While you are enjoy the festivities of the season, remember the following safety tips:
- Take care when burning candles. Be sure they are kept well away from decorations or other combustibles. Don’t leave children unattended in a room with lit candles, and always keep candles, as well as matches and lighters up high and out of the reach of children.
- Provide guests with large deep ashtrays and check them frequently and after the party. Remember to check inside and under upholstery and in trash cans for cigarette butts that could be smoldering. Empty ashtrays into metal containers.
- Should a fire occur in a pot, NEVER try and move the pot, instead smother the flames by covering with a lid. Turn off the heat immediately. Baking soda can be used on small fires if no lid is available. Never use flour or salt, it can be explosive. Never turn on the overhead fan, as this could spread the fire. NEVER THROW WATER ON A GREASE FIRE!

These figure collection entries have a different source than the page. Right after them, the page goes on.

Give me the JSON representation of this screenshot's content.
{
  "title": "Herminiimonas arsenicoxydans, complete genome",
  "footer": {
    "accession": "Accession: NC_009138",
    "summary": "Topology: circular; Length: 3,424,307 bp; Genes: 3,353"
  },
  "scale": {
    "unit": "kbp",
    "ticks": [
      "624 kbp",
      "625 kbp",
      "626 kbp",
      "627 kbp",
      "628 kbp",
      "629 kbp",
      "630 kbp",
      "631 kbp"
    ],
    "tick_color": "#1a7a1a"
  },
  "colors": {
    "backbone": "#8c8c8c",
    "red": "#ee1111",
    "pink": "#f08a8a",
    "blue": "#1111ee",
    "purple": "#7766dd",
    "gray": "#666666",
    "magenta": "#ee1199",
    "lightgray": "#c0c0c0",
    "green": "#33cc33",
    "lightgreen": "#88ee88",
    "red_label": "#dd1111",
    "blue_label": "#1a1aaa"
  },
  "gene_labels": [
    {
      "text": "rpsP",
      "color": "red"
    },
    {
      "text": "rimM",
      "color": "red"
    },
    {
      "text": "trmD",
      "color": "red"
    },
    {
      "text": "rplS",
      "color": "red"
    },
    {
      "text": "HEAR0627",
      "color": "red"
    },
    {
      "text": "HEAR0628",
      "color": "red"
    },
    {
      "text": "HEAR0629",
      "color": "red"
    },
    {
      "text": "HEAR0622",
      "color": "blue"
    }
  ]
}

- Gift wrappings, boxes, cartons and other types of packing must not be burned in the fireplace. They burn too rapidly and generate far too much heat for that type of structure.
- Don’t hang Christmas stockings from the fireplace mantel when the fireplace is in use.
- Always use a screen in front of the fireplace to protect against flying sparks.
- Never use gasoline or any other flammable liquids to start a fire. Use only seasoned and dried wood.
- Do not use pressure treated wood.
- Clean the ashes regularly. Place the ashes in a metal container and store outside away from combustible or flammable materials.
- Have your chimney professionally inspected and cleaned at least once a year, prior to the start of the heating season. Creosote, a chemical substance that forms when wood burns, builds up in chimneys and can cause a chimney fire if not properly cleaned.
- Always protect your home and your family by using a sturdy screen in front of your fireplace.
- Place all space heaters at least 36 inches away from flammable materials, including wallpaper, bedding, clothing, pets, and people.
- Do not leave space heaters unattended or in use while sleeping.
- Never place articles for drying over space heaters.
- Check electrical space heaters for fraying or splitting wires and overheating.
- Let a professional repair person correct all problems before operating the space heater.
- Always use the proper fuel for liquid fueled heaters. The wrong fuel could burn hotter than the equipment’s design limits.
- Be sure space heaters are properly vented. Refill them in well-ventilated areas and only when they are cool.
- All space heaters should bear the label of an independent testing laboratory.
- Examine holiday light strings each year. Discard any with frayed cords, cracked lamp holders or loose connections.
- Unplug light strings before replacing bulbs. Check to ensure replacement bulbs match the voltage and wattage of the original bulb.
- Ensure that bulb reflectors are the right size for the light string.
- Look for the CSA mark on light strings, extension cords and electrical decorations.
- Always turn off Christmas lights when you leave the house unattended or when going to bed.
- Store lights and decorations in the original packaging, as it likely contains manufacturer’s instructions regarding replacement bulbs and details for proper use of the product.
- Before working with outdoor wiring, turn off the electricity to the supply outlet and unplug the connection.
- Ensure that light strings, cords, spotlights and floodlights are CSA-certified and marked for outdoor use or wet locations.
- When hanging lights outdoors, keep electrical connectors above ground and out of puddles and snow, as well as away from metal eaves troughs.
- Use insulated fasteners rather than metal nails or tacks to hold light strings in place.
- To prevent moisture from entering bulb sockets, turn the bulbs to face the ground if possible.
- Whenever possible, connect all outdoor lighting into receptacles protected by weatherproof ground fault circuit interrupters (GFCI). A GFCI can provide protection from electric shock as it senses leakage current to ground and cuts the electrical power immediately.